Five and a half years after its $500m acquisition of Linksys, Cisco made two interesting investments in the home networking space last month, buying Pure Networks and investing in Celeno Communications.

 

Both investments were designed to address the next stage of home networking beyond the current model, dubbed “Home Networking 1.0”, where home networks link PCs and peripherals with a shared broadband connection.

 

Linksys has been very successful in helping to deliver this version of home networking – at the CES show in January Greg Memo, vice president and general manager, Linksys Consumer Business Organisation, said it had shipped 70 million wireless devices as of October last year.

 

But just as Cisco has sought to define and implement a vision of “intelligent networking” at the corporate level, it is trying to take the concept to the home market through Linksys.

 

This explains Cisco’s $120m acquisition of Pure Networks, which specialises in home network management.
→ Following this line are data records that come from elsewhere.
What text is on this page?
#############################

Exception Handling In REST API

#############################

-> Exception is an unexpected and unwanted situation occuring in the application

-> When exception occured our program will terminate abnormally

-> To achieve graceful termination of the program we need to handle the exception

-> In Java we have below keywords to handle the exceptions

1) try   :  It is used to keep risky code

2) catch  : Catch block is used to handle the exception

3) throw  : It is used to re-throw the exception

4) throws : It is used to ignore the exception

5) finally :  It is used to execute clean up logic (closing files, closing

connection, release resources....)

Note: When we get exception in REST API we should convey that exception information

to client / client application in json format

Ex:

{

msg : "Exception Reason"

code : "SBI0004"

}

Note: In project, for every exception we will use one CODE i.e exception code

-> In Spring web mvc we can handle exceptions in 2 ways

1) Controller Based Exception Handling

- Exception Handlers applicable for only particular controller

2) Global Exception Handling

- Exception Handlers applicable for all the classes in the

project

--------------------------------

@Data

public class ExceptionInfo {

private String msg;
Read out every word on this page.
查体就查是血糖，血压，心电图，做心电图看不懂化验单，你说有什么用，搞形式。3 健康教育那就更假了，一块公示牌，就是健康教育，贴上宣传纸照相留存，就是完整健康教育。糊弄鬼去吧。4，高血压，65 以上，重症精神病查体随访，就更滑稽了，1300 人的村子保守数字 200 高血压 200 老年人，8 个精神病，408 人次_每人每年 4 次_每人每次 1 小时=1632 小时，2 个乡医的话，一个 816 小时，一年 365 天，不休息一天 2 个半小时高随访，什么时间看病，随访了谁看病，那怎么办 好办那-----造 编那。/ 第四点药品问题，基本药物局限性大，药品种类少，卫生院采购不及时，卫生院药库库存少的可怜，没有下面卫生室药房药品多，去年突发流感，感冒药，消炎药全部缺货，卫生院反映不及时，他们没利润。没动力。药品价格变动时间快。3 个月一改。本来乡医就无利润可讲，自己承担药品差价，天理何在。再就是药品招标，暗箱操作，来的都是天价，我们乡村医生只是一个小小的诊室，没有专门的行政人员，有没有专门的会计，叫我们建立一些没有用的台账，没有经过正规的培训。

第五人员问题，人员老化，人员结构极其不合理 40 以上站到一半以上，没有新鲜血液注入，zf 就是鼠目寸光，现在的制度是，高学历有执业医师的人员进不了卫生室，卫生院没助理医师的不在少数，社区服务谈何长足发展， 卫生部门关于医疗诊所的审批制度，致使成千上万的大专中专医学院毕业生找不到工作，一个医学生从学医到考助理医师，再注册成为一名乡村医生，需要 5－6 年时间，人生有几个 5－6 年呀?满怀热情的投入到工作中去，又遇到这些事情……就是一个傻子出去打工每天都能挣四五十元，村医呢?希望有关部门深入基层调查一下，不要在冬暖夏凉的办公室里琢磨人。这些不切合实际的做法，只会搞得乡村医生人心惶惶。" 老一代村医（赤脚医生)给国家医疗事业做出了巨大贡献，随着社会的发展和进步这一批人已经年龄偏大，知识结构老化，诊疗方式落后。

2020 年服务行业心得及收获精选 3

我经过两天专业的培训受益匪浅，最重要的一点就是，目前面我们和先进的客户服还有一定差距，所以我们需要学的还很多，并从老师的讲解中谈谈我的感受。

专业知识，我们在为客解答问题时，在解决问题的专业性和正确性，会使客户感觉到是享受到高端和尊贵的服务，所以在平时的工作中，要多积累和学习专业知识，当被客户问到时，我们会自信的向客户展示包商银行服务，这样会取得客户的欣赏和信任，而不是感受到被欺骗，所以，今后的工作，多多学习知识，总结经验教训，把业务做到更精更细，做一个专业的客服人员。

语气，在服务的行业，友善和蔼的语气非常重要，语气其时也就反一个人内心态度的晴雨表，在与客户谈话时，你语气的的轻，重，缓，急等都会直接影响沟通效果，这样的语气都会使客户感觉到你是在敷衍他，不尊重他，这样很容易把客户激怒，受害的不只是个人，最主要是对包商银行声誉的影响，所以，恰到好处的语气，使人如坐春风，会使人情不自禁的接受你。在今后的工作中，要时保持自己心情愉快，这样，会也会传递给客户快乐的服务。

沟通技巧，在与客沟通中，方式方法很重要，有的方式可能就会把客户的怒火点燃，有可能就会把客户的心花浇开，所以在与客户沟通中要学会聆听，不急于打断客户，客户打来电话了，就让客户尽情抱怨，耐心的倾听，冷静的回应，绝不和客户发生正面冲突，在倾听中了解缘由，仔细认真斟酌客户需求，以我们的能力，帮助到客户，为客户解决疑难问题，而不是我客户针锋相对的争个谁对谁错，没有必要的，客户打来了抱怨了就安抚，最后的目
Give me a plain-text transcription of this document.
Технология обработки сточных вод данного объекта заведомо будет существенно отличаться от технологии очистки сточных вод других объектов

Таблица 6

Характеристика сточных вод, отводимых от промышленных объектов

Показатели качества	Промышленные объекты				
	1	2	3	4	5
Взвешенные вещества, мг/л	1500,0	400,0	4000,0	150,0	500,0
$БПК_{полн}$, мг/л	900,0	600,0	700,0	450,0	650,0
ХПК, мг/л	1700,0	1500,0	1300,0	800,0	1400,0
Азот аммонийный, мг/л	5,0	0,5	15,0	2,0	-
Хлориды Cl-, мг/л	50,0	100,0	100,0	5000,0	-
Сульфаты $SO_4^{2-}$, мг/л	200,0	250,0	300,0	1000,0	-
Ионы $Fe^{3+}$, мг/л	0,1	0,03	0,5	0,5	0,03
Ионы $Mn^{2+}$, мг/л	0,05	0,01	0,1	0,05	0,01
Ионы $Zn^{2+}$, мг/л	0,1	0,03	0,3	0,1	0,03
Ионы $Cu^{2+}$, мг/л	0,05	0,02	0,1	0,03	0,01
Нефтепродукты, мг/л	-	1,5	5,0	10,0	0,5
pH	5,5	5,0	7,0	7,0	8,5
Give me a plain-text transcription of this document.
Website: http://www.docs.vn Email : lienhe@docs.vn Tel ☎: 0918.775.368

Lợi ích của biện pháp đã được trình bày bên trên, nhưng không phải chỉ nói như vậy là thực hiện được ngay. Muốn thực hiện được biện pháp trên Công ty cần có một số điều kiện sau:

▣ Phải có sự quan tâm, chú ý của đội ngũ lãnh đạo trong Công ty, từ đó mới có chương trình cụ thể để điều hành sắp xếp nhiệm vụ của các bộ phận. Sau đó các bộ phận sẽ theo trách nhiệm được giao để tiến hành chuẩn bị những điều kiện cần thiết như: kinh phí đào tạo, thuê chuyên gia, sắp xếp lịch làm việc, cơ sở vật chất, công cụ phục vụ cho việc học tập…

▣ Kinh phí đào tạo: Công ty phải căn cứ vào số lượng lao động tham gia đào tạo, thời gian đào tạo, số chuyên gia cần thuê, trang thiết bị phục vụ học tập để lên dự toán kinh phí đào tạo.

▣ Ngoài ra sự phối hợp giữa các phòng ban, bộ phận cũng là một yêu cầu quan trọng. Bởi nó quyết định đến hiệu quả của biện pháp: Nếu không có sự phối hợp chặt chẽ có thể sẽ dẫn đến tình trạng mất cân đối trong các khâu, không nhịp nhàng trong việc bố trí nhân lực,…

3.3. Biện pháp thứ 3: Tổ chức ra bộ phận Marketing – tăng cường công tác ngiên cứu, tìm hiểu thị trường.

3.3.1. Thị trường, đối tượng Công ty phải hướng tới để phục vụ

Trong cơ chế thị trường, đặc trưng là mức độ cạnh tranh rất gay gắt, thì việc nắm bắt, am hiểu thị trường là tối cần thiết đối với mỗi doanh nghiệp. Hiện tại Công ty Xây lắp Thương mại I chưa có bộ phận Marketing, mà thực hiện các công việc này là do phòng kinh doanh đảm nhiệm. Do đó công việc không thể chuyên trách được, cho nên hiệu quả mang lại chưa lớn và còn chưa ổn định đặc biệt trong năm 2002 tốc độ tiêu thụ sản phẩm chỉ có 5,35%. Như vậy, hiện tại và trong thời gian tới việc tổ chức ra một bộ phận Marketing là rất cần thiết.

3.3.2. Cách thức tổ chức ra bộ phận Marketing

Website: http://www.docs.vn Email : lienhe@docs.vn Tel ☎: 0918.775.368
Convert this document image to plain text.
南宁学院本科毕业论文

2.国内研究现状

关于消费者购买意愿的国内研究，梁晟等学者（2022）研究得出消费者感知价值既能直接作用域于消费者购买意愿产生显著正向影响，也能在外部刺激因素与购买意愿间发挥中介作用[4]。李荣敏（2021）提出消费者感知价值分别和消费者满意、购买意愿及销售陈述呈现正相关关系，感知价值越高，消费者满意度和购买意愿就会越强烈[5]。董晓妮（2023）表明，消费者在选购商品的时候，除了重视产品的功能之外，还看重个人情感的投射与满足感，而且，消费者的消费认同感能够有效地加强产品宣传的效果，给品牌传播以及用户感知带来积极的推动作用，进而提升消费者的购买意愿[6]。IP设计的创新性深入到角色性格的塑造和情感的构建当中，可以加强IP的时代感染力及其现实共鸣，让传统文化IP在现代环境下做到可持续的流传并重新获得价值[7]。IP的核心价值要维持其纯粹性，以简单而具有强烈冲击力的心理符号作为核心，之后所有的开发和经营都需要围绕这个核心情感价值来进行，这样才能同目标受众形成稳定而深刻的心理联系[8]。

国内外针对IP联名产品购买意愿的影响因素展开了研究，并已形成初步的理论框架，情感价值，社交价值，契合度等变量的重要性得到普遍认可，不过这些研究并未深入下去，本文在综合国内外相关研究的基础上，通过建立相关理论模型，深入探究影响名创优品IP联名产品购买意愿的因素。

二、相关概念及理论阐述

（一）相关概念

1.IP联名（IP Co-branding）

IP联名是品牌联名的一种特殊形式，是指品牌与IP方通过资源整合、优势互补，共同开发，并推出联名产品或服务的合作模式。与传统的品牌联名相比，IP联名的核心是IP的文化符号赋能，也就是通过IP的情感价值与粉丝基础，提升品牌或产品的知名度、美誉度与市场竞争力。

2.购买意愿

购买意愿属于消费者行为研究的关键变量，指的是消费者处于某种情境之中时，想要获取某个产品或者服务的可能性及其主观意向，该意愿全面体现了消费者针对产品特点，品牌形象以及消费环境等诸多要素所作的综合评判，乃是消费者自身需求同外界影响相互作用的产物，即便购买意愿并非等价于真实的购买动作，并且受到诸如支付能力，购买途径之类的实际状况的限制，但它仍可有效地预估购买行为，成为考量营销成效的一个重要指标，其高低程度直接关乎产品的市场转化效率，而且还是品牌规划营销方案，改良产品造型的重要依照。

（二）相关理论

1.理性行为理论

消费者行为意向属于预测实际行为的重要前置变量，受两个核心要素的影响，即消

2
In addition, Pure has been providing the software used in Linksys Easy Link Advisor (LELA), which is designed to help consumers set up, manage and secure a home network.

 

Cisco said the acquisition would lead to further development of the LELA platform to “serve as the base for new multimedia-enabled applications, tools and capabilities” as the shift from Home Networking 1.0 to Home Networking 2.0 leads to “a multitude of disparate network devices, applications and services that are connected to one another”. 

 

Using Pure Networks’ management software and Home Network Administration Protocol, Cisco believes it can make devices such as digital cameras and media players intelligent enough to recognise and talk to each other over a home network without going through a PC.

 

Five days after the purchase of Pure, Cisco played the lead role in a $16m investment in Celeno Communications. The Israel-based company has developed a WiFi system on a chip designed to provide “robust, whole-home multimedia and entertainment distribution over wireless home networks”.

 

The technology enables home gateways, multi-room DVRs and media servers to distribute multiple simultaneous video streams to set-top boxes, PCs, televisions and other WiFi-enabled consumer devices. 

 

Paul Jackson, principal analyst at Forrester Research, said Cisco’s approach had been partly fuelled by the realisation that the consumer market required a stronger focus on manageability and ease of use because few consumers have networking expertise.

 

He added that Cisco was in a position to support both PC-centric and non-PC-centric approaches to home networking in the future, whereas vendors like Microsoft, Intel and Dell were more likely to focus on the PC as the main element of a home network.